Singing gave Colla’s participants the opportunity to practice speaking English, a desired skill in Nepal’s mountain and village communities. It also led to dancing, which is something the Laurier student says his group couldn’t help but do during his workshop.
“Nepali culture is full of beautiful song and dance, as my group of educators showed me,” says Colla. “We shared amazing moments through music and I hope I have inspired my educators to use their natural resources to foster four-C skill development in their classrooms.”
Quinn led a mapping workshop for her group of Nepali educators focused on identifying sustainable practices in the school community. They collaborated to create a scaled map of the village, which generated conversation about community practices that could help or hinder the local environment and related ecosystems. It was an exercise that only required paper, pencils and a shift in perspective.
“The Nepali teachers I worked with have concern for the environment and are taking steps to create a more sustainable school environment,” says Quinn. “My goal was to show them how to connect their current sustainability initiatives to the four Cs and create an applied learning experience for their students.”

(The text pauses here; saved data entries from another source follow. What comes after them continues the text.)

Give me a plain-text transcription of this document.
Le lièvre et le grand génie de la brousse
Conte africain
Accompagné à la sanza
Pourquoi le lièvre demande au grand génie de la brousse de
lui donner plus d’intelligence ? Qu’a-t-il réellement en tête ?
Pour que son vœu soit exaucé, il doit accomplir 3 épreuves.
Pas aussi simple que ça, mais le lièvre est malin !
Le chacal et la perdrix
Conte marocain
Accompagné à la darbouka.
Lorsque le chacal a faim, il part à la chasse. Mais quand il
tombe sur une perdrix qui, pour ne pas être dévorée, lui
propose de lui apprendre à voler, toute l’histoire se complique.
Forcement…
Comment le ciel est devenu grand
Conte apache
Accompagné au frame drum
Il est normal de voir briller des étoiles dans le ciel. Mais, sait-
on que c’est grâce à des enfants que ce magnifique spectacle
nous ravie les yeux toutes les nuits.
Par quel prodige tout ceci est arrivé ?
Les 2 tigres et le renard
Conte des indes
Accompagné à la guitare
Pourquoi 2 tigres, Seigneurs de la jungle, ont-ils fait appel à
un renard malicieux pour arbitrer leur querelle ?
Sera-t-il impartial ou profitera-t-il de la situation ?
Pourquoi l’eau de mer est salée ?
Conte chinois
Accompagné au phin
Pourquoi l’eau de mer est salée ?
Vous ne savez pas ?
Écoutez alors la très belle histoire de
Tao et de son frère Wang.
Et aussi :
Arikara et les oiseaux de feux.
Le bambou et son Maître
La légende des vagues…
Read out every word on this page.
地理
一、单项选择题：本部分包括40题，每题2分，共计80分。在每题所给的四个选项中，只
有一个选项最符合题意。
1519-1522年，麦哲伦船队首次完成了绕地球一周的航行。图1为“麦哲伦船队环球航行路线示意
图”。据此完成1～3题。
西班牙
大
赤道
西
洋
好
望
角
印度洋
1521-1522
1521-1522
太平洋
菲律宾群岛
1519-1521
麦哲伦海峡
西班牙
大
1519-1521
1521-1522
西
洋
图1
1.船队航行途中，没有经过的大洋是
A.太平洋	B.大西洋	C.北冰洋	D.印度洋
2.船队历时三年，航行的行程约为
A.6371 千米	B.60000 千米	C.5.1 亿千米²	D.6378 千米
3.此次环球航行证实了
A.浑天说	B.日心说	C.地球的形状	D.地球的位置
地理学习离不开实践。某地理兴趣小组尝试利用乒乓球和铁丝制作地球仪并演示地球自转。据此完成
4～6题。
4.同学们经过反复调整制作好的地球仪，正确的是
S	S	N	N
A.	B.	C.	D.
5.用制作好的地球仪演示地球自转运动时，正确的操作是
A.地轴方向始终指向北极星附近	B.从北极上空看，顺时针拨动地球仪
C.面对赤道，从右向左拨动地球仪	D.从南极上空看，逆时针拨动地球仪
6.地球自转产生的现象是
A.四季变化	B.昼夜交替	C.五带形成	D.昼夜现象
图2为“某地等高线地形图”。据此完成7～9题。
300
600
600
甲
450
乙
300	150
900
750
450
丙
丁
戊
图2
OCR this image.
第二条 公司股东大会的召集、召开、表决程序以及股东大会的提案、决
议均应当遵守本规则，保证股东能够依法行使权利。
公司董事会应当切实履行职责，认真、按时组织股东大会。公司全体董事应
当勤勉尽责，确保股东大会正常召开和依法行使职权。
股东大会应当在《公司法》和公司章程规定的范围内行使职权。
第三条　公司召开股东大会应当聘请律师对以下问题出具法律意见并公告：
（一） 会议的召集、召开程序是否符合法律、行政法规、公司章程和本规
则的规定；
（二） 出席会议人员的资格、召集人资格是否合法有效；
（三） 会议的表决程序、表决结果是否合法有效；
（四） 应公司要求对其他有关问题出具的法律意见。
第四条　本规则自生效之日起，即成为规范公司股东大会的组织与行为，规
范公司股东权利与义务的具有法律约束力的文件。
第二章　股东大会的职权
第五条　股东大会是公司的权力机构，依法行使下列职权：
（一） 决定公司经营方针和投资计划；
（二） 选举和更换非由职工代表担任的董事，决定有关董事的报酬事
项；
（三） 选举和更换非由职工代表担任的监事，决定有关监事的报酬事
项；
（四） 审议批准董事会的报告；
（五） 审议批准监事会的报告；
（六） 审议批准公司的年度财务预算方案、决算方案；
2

Quinn says one Nepali teacher she met collaborated with the school to organize a clean-up of the river that ran behind his school’s property. The teacher also showed students how to transform empty plastic beverage bottles into flower pots that hung from the school’s roof.
Despite the lack of subject-specific resources, Quinn says her experiences in Nepal’s rural schools taught her an important lesson.
“You really see how norms differ and how the Nepali people are able to adapt to what they have.”
Quinn says one school the group worked at experienced extensive flooding in their classroom due to heavy rain. The Nepali teachers and students rose to the occasion, adjusting to the situation and moving forward with the school day.
“Their resilience and desire to learn is really inspiring to me,” says Quinn.
Workshops led by other Laurier teacher education candidates focused on computer coding with everyday objects, cooperative games and inclusion, identifying geometrical shapes in the environment, and using role play to teach the human digestive system.
Halpern, Alexander and Spackman plan to lead a new team of teacher education candidates to Nepal in 2019 to build on the success of ELI’s spring workshops. They also hope to explore a possible memorandum of understanding with the Faculty of Education at Kathmandu University to incorporate elements of ELI into Nepal’s teacher accreditation process.
Although their classrooms sit thousand of kilometres apart, Halpern says her Laurier team and their Nepali contacts have one thing in common.
“We all want what is best for our students,” she says.